L’IMPERDIBILE OCCASIONE

A ventiquattro ore dalla conferma dell’uccisione dell’emiro del terrore Abu Musab al Zarqawi, è ancora difficile stabilire se questo successo militare americano-iracheno rappresenti una svolta nella crisi irachena oppure una delle tante battaglie di questa lunga guerra.

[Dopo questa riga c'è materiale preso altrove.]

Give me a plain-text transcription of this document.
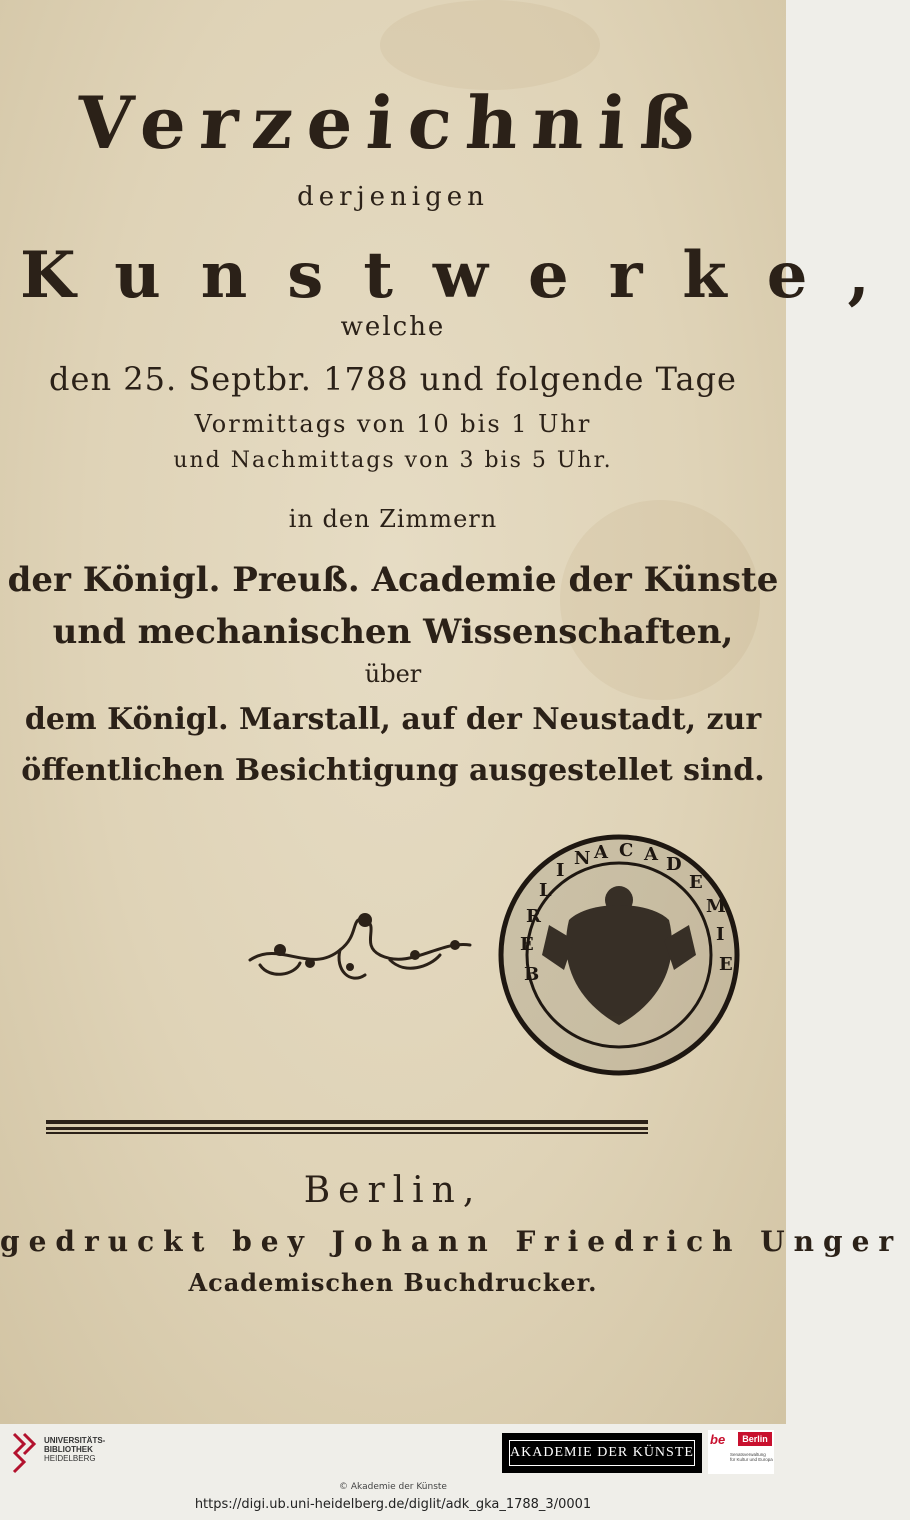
Verzeichniß
derjenigen
Kunstwerke,
welche
den 25. Septbr. 1788 und folgende Tage
Vormittags von 10 bis 1 Uhr
und Nachmittags von 3 bis 5 Uhr.
in den Zimmern
der Königl. Preuß. Academie der Künste
und mechanischen Wissenschaften,
über
dem Königl. Marstall, auf der Neustadt, zur
öffentlichen Besichtigung ausgestellet sind.
A C A D
E
M
I
E
B
E
R
L
I
N
Berlin,
gedruckt bey Johann Friedrich Unger
Academischen Buchdrucker.
UNIVERSITÄTS-
BIBLIOTHEK
HEIDELBERG	AKADEMIE DER KÜNSTE
be	Berlin
Senatsverwaltung
für Kultur und Europa
© Akademie der Künste
https://digi.ub.uni-heidelberg.de/diglit/adk_gka_1788_3/0001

Il fatto che solo poche ore dopo l’eliminazione del secondo più ricercato terrorista del mondo (con una taglia sul capo di 25 milioni di dollari pari a quella del terrorista numero uno Bin Laden) quindici iracheni siano caduti vittime di attacchi terroristici (e che truppe americane siano state trasferite dal Kuwait a Bassora per tentare di mettere fine ai colossali furti di petrolio perpetrati con la connivenza della polizia dagli oleodotti locali), dimostra che la violenza e l’anarchia non finiranno rapidamente in Mesopotamia.
Per il presidente Bush si tratta comunque di una benvenuta iniezione di popolarità in una guerra iniziata da lui per una causa giusta ma condotta nella maniera sbagliata. Per l’esercito statunitense si tratta di un successo indispensabile per rilucidare un po’ il blasone ammaccato da fallimenti militari, organizzativi, ma soprattutto di autorità morale a causa di comportamenti vergognosi per l’onore delle armi e della democrazia. Inoltre per dimostrare che una volta tanto l’intelligence ha funzionato. È stato infatti realizzato un delicato coordinamento fra una sofisticata azione aerea, lo spiegamento di truppe irachene sul terreno e l’azione di unità speciali della Giordania che non ha mai cessato di dare la caccia a questo suo connazionale islamico e antimonarchico.
Al Zarqawi si era trasformato in un elemento centrale del gioco di violenza politica terrorista islamica dentro e fuori dall’Irak. La sua origine palestinese, la spregiudicatezza con cui era riuscito a travasare il mito eroico antiamericano di Al Qaida dall’Afghanistan alle stragi sciite in Irak, sembrava averlo trasformato in un concorrente di Bin Laden sull’intero piano mediorientale. Probabilmente si trattava di una immagine esagerata perché le responsabilità nella crisi irachena sono ben più complesse e profonde. Tuttavia se nessuno può sottovalutare l’importanza di questo successo americano che coincide - forse non a caso - con la soluzione del difficile problema della scelta del ministro della Difesa del governo di Bagdad, proprio a causa dell’enorme prestigio e fama di invincibilità di Zarqawi e della sua immagine di nuovo Saladino vittorioso sui «crociati invasori» (senza dimenticare i suoi messaggi ambiziosi di riconquista del mondo all’Islam) la sua morte è un rude colpo per il terrorismo islamico.
In una società profondamente fatalista come quella musulmana l’idea dell’alleanza della religione con la violenza settaria è altrettanto esaltante nel successo quanto deprimente nella sconfitta perché mette in causa la volontà di Dio e la sua retta comprensione da parte dei credenti.


L’enorme pubblicità data alla fine di Zarqawi dalle Tv arabe e lo choc che questa morte ha creato nel mondo islamico lo dimostrano. Tutto ora sta a vedere come Washington saprà sfruttare a suo vantaggio l’avvenimento o sperperarlo una volta di più.